Bravant les menaces et les traditions d'un Afghanistan déchiré par la guerre et les divisions tribales, deux femmes sont candidates à la prochaine élection présidentielle prévue le 20 août, un véritable défi dans ce pays profondément patriarcal.

AGENCE FRANCE-PRESSE

Paix et sécurité, liberté de la presse, défense de la souveraineté: les promesses électorales de Frozan Fana, exposées cette semaine lors d'un meeting à Kaboul, diffèrent peu de celles de ses 42 compétiteurs masculins. Sauf qu'elle est candidate à la magistrature suprême dans un pays où les femmes conduisent rarement, ne divorcent quasiment jamais, sont très peu à savoir lire, n'ont pas le choix de leurs maris et sont souvent victimes de sévices.

Elle veut poursuivre l'oeuvre de son mari Abdul Rehman, premier ministre de l'Aviation de l'ère post-talibans, assassiné en 2002.

«Le meilleur moyen de venger un martyr est de continuer à porter sa vision», raconte Mme. Fana, médecin de 40 ans, longue robe et foulard noirs.

Le meurtre a été présenté comme le résultat de la colère spontanée de pèlerins furieux de ne pouvoir se rendre à la Mecque, mais la piste de rivalités politiques n'a jamais été abandonnée.

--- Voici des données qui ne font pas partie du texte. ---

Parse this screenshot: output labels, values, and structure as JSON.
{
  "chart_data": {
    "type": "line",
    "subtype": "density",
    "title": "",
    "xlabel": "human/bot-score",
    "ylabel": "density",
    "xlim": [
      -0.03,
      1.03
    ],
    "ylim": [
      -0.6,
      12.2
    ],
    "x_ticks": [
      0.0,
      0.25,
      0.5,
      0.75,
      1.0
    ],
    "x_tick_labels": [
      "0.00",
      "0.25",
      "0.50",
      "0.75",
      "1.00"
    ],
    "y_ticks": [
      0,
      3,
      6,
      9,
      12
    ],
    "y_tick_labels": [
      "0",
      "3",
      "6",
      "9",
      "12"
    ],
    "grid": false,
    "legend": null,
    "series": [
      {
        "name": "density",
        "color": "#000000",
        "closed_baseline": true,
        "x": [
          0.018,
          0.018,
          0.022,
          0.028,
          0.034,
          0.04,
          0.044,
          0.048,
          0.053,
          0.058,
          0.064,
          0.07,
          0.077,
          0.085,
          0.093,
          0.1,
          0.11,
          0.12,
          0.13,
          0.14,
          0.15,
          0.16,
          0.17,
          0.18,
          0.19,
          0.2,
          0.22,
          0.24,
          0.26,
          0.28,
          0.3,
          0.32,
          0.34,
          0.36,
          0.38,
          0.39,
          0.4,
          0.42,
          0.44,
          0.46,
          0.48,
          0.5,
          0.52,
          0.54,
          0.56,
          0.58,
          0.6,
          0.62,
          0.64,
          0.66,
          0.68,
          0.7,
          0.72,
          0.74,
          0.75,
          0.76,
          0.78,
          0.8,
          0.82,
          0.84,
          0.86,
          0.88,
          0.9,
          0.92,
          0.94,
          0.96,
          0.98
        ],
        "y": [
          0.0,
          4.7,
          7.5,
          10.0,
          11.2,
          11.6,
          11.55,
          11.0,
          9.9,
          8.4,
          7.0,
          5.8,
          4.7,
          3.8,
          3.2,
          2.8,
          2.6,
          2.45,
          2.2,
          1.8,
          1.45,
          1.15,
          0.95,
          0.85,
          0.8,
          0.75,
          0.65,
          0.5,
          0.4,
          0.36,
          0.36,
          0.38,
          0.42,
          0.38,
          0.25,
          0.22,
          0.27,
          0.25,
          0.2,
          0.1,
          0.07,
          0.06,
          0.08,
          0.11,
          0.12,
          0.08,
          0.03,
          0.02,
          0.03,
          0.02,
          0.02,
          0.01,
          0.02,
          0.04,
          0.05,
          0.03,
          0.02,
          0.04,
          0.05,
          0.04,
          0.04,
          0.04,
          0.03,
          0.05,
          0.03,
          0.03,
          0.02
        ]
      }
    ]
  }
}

«La constitution stipule que tout Afghan peut être candidat, homme ou femme», rappelle-t-elle en admettant les dangers encourus par une femme publique. Une élue d'un conseil provincial et une femme commandant de police ont été tuées ces derniers mois dans des attaques imputées aux talibans.

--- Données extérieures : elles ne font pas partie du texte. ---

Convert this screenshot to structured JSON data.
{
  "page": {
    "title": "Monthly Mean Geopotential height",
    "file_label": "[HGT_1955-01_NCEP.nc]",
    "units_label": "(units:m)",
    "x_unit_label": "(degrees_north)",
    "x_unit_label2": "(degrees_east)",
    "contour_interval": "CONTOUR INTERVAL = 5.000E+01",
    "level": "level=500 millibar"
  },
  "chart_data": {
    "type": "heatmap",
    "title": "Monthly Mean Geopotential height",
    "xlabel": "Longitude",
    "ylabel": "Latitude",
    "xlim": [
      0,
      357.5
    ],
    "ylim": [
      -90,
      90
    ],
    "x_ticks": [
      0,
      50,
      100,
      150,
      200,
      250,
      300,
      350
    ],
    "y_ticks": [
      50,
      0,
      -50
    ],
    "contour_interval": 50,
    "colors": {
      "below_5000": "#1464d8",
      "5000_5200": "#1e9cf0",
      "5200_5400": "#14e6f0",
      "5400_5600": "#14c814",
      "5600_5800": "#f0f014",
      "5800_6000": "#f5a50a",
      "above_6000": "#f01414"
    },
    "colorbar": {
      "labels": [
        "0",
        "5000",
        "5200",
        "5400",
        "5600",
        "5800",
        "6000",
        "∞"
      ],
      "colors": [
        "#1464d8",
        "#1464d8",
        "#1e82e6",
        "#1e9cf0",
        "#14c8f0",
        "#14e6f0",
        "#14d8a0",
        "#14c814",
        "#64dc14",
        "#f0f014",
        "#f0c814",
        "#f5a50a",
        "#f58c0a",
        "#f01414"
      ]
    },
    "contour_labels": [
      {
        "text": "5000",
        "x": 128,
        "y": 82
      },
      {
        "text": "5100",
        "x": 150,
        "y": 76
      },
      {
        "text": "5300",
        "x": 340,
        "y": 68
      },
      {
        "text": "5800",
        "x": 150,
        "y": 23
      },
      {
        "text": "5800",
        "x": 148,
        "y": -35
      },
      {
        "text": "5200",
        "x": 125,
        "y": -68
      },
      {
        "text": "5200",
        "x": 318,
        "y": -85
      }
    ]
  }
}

Même enthousiasme chez la députée Shahla Ata: «Le peuple a pu tester les hommes, qui n'ont rien fait. Pourquoi ne pas voir maintenant ce que peuvent faire les femmes?»

Dans son bureau, une affiche électorale des législatives de 2005 montre l'ancien président Mohammad Daud Khan, assassiné dans son palais avec sa famille lors d'un coup d'État des communistes pro-soviétiques en avril 1978.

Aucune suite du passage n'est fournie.